‘Forgotten Fountain’ shines light on Tampa’s immigrant history

Hillsborough County

It represents a page out of Tampa’s immigrant past, a special monument for so many local families

TAMPA, Fla. (WFLA) – A three-tiered fountain in Tampa represents a page out of the city’s immigrant past, a special monument for so many local families. Many believed it was demolished in 1969 but now, we think otherwise.  

The fountain once sat in front of El Sanatorio del Centro Español, a hospital that played a major role in writing Tampa’s history. 

El Sanatorio, in all its grandeur, was the only hospital in Tampa Bay to treat Hispanic patients in the early 1900s. It was founded by El Centro Español to mark its transition from a patriotic organization to a mutual aid society. 

“If they needed health care, if they needed hospitalization, they had a place to receive first-grade care,” said John Rañon, a historian and Centro Español member. “There aren’t many people left who remember the hospital and its details.”  

Its cornerstone was laid down in 1904. Patients filled its halls in 1906. By 1969, it was torn down along with two of its iconic three fountains that decorated the land around the hospital. The remaining fountain still sits on its original property off Bayshore Boulevard and Santiago Street.  

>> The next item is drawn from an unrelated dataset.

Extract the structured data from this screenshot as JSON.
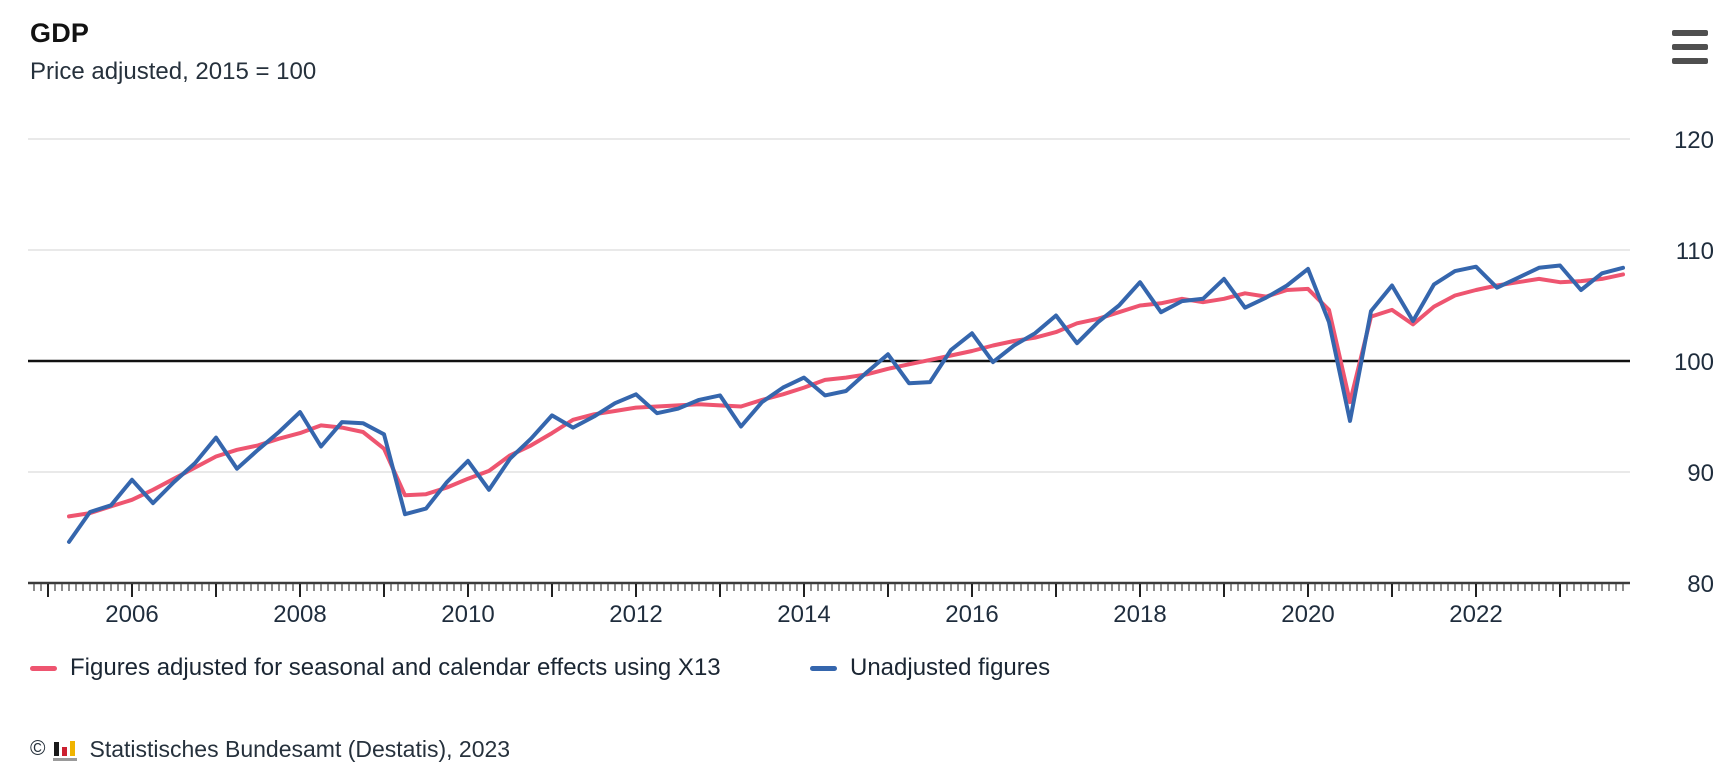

“You can’t see the fountain,” retired judge EJ Salcines said, pointing at all the vegetation covering the fountain. 

Despite the condition, it reveals a labyrinth of memories for Salcines, whose father was very involved with el Centro Español and frequently visited the hospital.   

El Sanatorio’s last remaining fountain, covered in overgrown vegetation, sits on its original property at the Bay Oaks apartment complex off Bayshore Blvd.

“The children were not permitted in. So, our assignment was to count how many goldfish are in the fountain,” Salcines remembered fondly.

Centro Español members knew this special fountain remained standing but spoke up about its existence when developers sought a permit from the City of Tampa to demolish the apartment complex and make room for a new Ritz-Carlton property on the 5-acre land.    

“There was a packet on my desk, I opened it and it was from Centro Español,” said Michael Hammon with the Related Group. “I had assumed just walking by that it was a planter and not an actual fountain.”  

Hammon is now working with the Centro Español and has vowed to save and restore the fountain as closely as possible to its original state.  

“Related being a Hispanic-owned property, it means something to us,” he said. “Anyone walking along Bayshore will see it and also they’ll see that there’s a sidewalk that meanders up to it and around it with a historic marker plaque giving a history of the hospital.”  

The Related Group shared this rendering with 8 On Your Side of its plans for the historic fountain.

The importance of the restoration of the beloved fountain would only grow if what this group discovered while we were there is true – that this fountain, in its sad and deteriorated state, might not be just one of the hospital’s three fountains, but the central fountain that welcomed everyone as they entered El Sanatorio del Centro Español.   

“Oh, I Iook forward, hopefully before I die, to see the old fountain flowing again,” Salcines said.

They’ll know if it is the central fountain once the vegetation is removed and historians can examine the monument in its entirety. It will take some time. The Related Group first needs to obtain development approval from the City of Tampa to build the Ritz-Carlton Residences on the historic property. If they get the green light, developers will break ground in late 2021.